Chalcohalide clusters
A related class of octahedral clusters are of the type M6X8L6 where M is a metal usually of group 6 or group 7, X is a ligand and more specifically an inner ligand of the chalcohalide group such as chloride or sulfide and L is an "outer ligand."  The metal atoms define the vertices of an octahedron.  The overall point group symmetry is Oh.  Each face of the octahedron is capped with a chalcohalide and eight such atoms are at the corners of a cube. For this reason this geometry is called a face capped octahedral cluster.  Examples of  this type of clusters are the Re6S8Cl64− anion.

Chevrel clusters
A well-studied class of solid-state compounds related to the chalcohalides are molybdenum clusters of the type AxMo6X8 with X sulfur or selenium and Ax an interstitial atom such as Pb.  These materials, called Chevrel phases or Chevrel clusters, have been actively studied because they are type II superconductors with relatively high critical fields.  Such materials are prepared by high temperature (1100 °C) reactions of the chalcogen and Mo metal.  Structurally related, soluble analogues have been prepared, e.g., Mo6S8(PEt3)6.

Edge-Capped Halide Clusters
With metals in group 4 or 5 a so-called edge-capped octahedral clusters are more common. Twelve halides are located along the edge of the octahedron and six are terminal.  Examples of this structure type are tungsten(III) chloride, Ta6Cl14(H2O)4, Nb6F15, and Nb6F182−.

Many of the early metal clusters can only be prepared when they incorporate interstitial atoms.  One example is Zr6CCl12.

Tin(II) clusters 
Octahedral clusters of tin(II) have been observed in several solid state compounds. The reaction of tin(II) salts with an aqueous base leads to the formation of tin(II) oxyhydroxide (Sn6O4(OH)4), the structure of which comprises discrete Sn6O4(OH)4 clusters. In Sn6O4(OH)4 clusters, the six tin atoms form an octahedral array with alternate faces of the octahedron occupied by an oxide or hydroxide moiety, each bonded in a µ3-binding mode to three tin atoms. Crystal structures have been reported for compounds with the formula Sn6O4(OR)4, where R is an alkoxide such as a methyl or ethyl group.

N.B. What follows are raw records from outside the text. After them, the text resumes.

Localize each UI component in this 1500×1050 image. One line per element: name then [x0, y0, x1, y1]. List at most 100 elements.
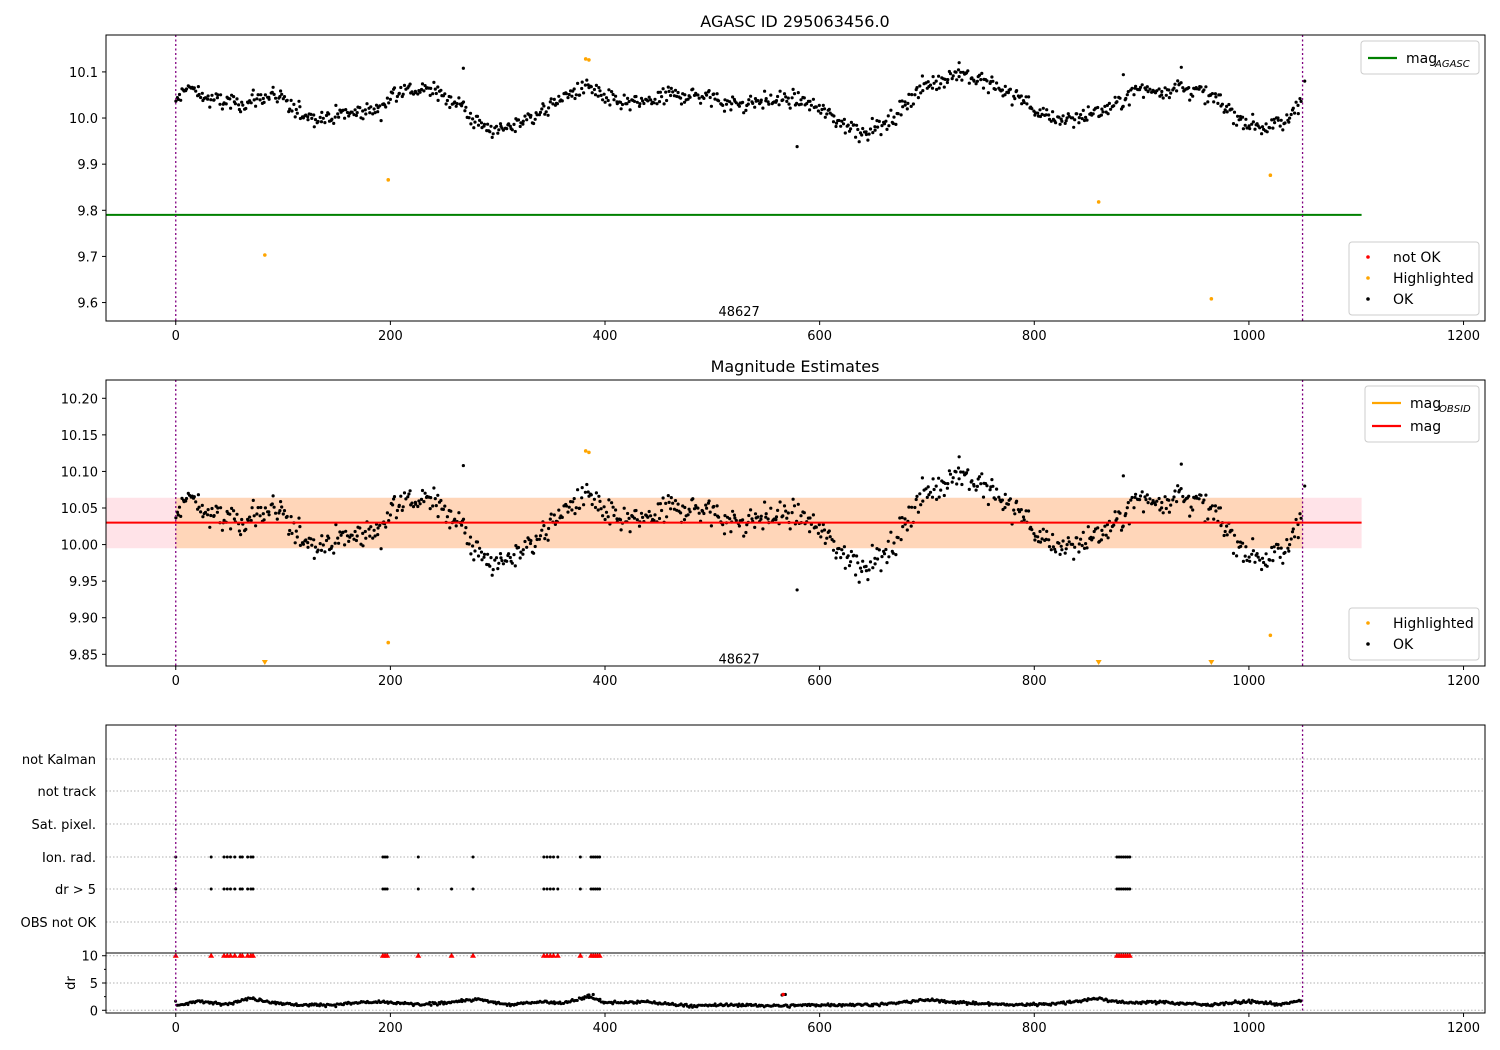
ok-point	[316, 548, 320, 552]
ok-point	[358, 526, 362, 530]
dr-point	[428, 1000, 432, 1004]
ok-point	[1218, 506, 1222, 510]
ok-point	[854, 573, 858, 577]
ok-point	[397, 503, 401, 507]
ok-point	[972, 484, 976, 488]
ok-point	[1010, 103, 1014, 107]
ok-point	[823, 541, 827, 546]
ok-point	[887, 124, 891, 128]
ok-point	[287, 532, 291, 536]
ok-point	[712, 92, 716, 96]
ok-point	[249, 518, 253, 523]
ok-point	[977, 73, 982, 77]
ok-point	[956, 466, 961, 470]
ok-point	[1298, 97, 1302, 101]
ok-point	[722, 532, 727, 536]
ok-point	[501, 562, 505, 566]
ok-point	[1118, 96, 1122, 100]
dr-point	[1064, 1002, 1067, 1006]
ok-point	[967, 81, 971, 85]
ok-point	[664, 90, 668, 94]
ok-point	[574, 506, 578, 510]
ok-point	[857, 140, 861, 144]
ok-point	[472, 558, 476, 562]
ok-point	[254, 524, 258, 528]
ok-point	[208, 525, 212, 529]
ok-point	[745, 523, 749, 527]
ok-point	[915, 494, 919, 498]
ok-point	[1225, 533, 1229, 537]
highlighted-point	[386, 178, 391, 182]
ok-point	[216, 506, 220, 510]
flag-point	[1123, 855, 1127, 859]
ok-point	[573, 511, 577, 516]
ok-point	[324, 538, 329, 543]
ok-point	[1073, 545, 1077, 549]
ok-point	[778, 500, 782, 504]
ok-point	[607, 498, 611, 502]
ok-point	[970, 479, 974, 483]
ok-point	[1045, 529, 1049, 534]
ok-point	[1106, 536, 1110, 540]
flag-point	[542, 855, 546, 859]
ok-point	[948, 472, 953, 476]
ok-point	[518, 556, 522, 560]
ok-point	[1027, 509, 1031, 513]
ok-point	[602, 92, 606, 96]
y-tick-label: 10.20	[61, 392, 98, 407]
ok-point	[1179, 81, 1183, 85]
ok-point	[1064, 119, 1068, 123]
ok-point	[1169, 503, 1173, 507]
dr-clipped-marker	[208, 952, 215, 958]
ok-point	[1264, 122, 1268, 126]
offscale-marker	[1095, 660, 1102, 665]
ok-point	[891, 551, 895, 555]
ok-point	[1148, 497, 1152, 501]
ok-point	[787, 102, 791, 106]
ok-point	[350, 533, 354, 537]
ok-point	[662, 102, 666, 106]
ok-point	[1187, 494, 1191, 498]
ok-point	[297, 99, 301, 103]
ok-point	[759, 517, 763, 521]
ok-point	[1294, 517, 1298, 522]
ok-point	[1126, 90, 1130, 94]
ok-point	[443, 504, 447, 508]
ok-point	[1202, 88, 1206, 92]
ok-point	[827, 529, 831, 533]
obsid-annotation: 48627	[718, 653, 759, 668]
ok-point	[1115, 100, 1119, 104]
ok-point	[1106, 112, 1110, 116]
flag-point	[385, 855, 389, 859]
ok-point	[622, 506, 626, 510]
y-tick-label: 9.6	[77, 297, 98, 312]
ok-point	[218, 102, 222, 106]
y-tick-label: 9.90	[69, 612, 98, 627]
ok-point	[378, 104, 382, 108]
ok-point	[592, 497, 597, 501]
ok-point	[749, 508, 753, 512]
ok-point	[1167, 96, 1171, 100]
ok-point	[925, 495, 929, 499]
ok-point	[599, 507, 603, 511]
ok-point	[235, 512, 239, 516]
ok-point	[508, 555, 512, 560]
ok-point	[742, 534, 746, 538]
ok-point	[942, 493, 946, 498]
legend-bottom: not OK Highlighted OK	[1348, 241, 1480, 316]
y-tick-label: 10.15	[61, 429, 98, 444]
ok-point	[1251, 549, 1255, 553]
ok-point	[1057, 115, 1061, 119]
ok-point	[660, 95, 664, 99]
ok-point	[535, 113, 539, 117]
ok-point	[434, 91, 438, 96]
ok-point	[1096, 105, 1100, 110]
ok-point	[666, 85, 670, 89]
ok-point	[786, 96, 790, 100]
ok-point	[603, 100, 607, 104]
ok-point	[443, 92, 447, 96]
ok-point	[728, 517, 732, 521]
ok-point	[1262, 560, 1266, 565]
ok-point	[686, 97, 690, 101]
ok-point	[1176, 79, 1180, 83]
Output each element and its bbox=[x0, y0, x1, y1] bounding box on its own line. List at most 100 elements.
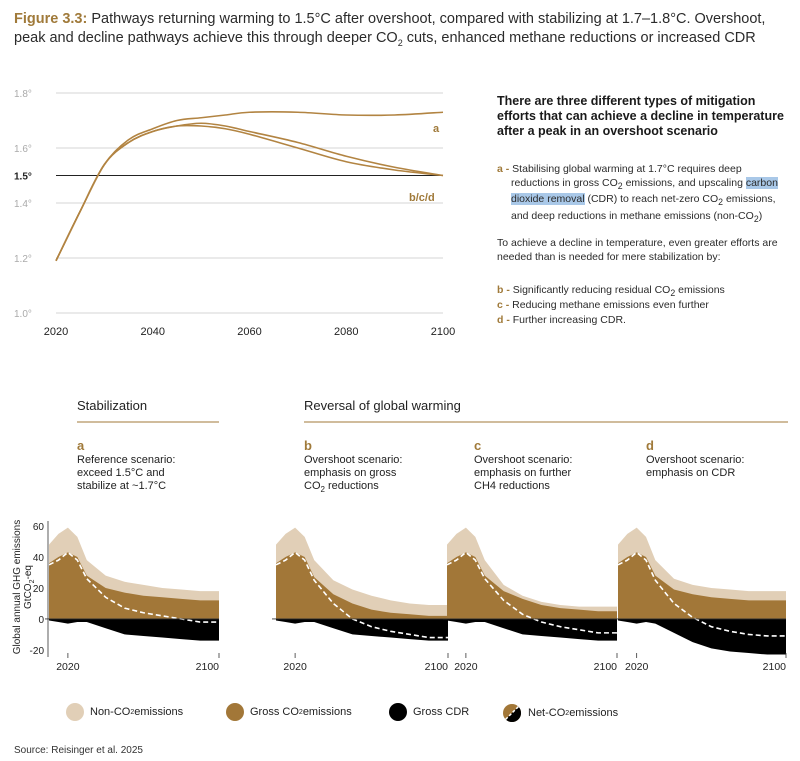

Recently, it was demonstrated that anionic tin(II) clusters [Sn6O8]4- may form the close packed arrays as in the case of α-Sn6SiO8, which adopts the zinc blende structure, comprising a face-centred-cubic array of [Sn6O8]4- clusters with Si4+ occupying half of the tetrahedral holes. A polymorph, β-Sn6SiO8, has been identified as a product of pewter corrosion in aqueous conditions, and is a structural analogue of wurtzite.

Electron counting in octahedral halide and chalcogenide clusters
The species Mo6Cl142− feature Mo(II) (d4) centers.  Six Mo(II) centers gives rise to a total of 24 valence electrons, or 2e/Mo-Mo vector.  More electron-deficient derivatives such as Ta6Cl184− have fewer d-electrons.  For example, the naked cluster Ta614+, the core of Ta6Cl184− would have 5(6) - 14 = 16 valence electrons.  Fewer d-electrons result in weakened M-M bonding and the extended Ta---Ta distances accommodate doubly bridging halides.

Other classes of octahedral clusters
In the area of metal carbonyl clusters, a prototypical octahedral cluster is [Fe6C(CO)16]2−, which is obtained by heating iron pentacarbonyl with sodium.  Some of the CO ligands are bridging and many are terminal.  A carbide ligand resides at the center of the cluster.  A variety of analogous compounds have been reported where some or all of the Fe centres are replaced by Ru, Mn and other metals.

Outside of carbonyl clusters, gold forms octahedral clusters.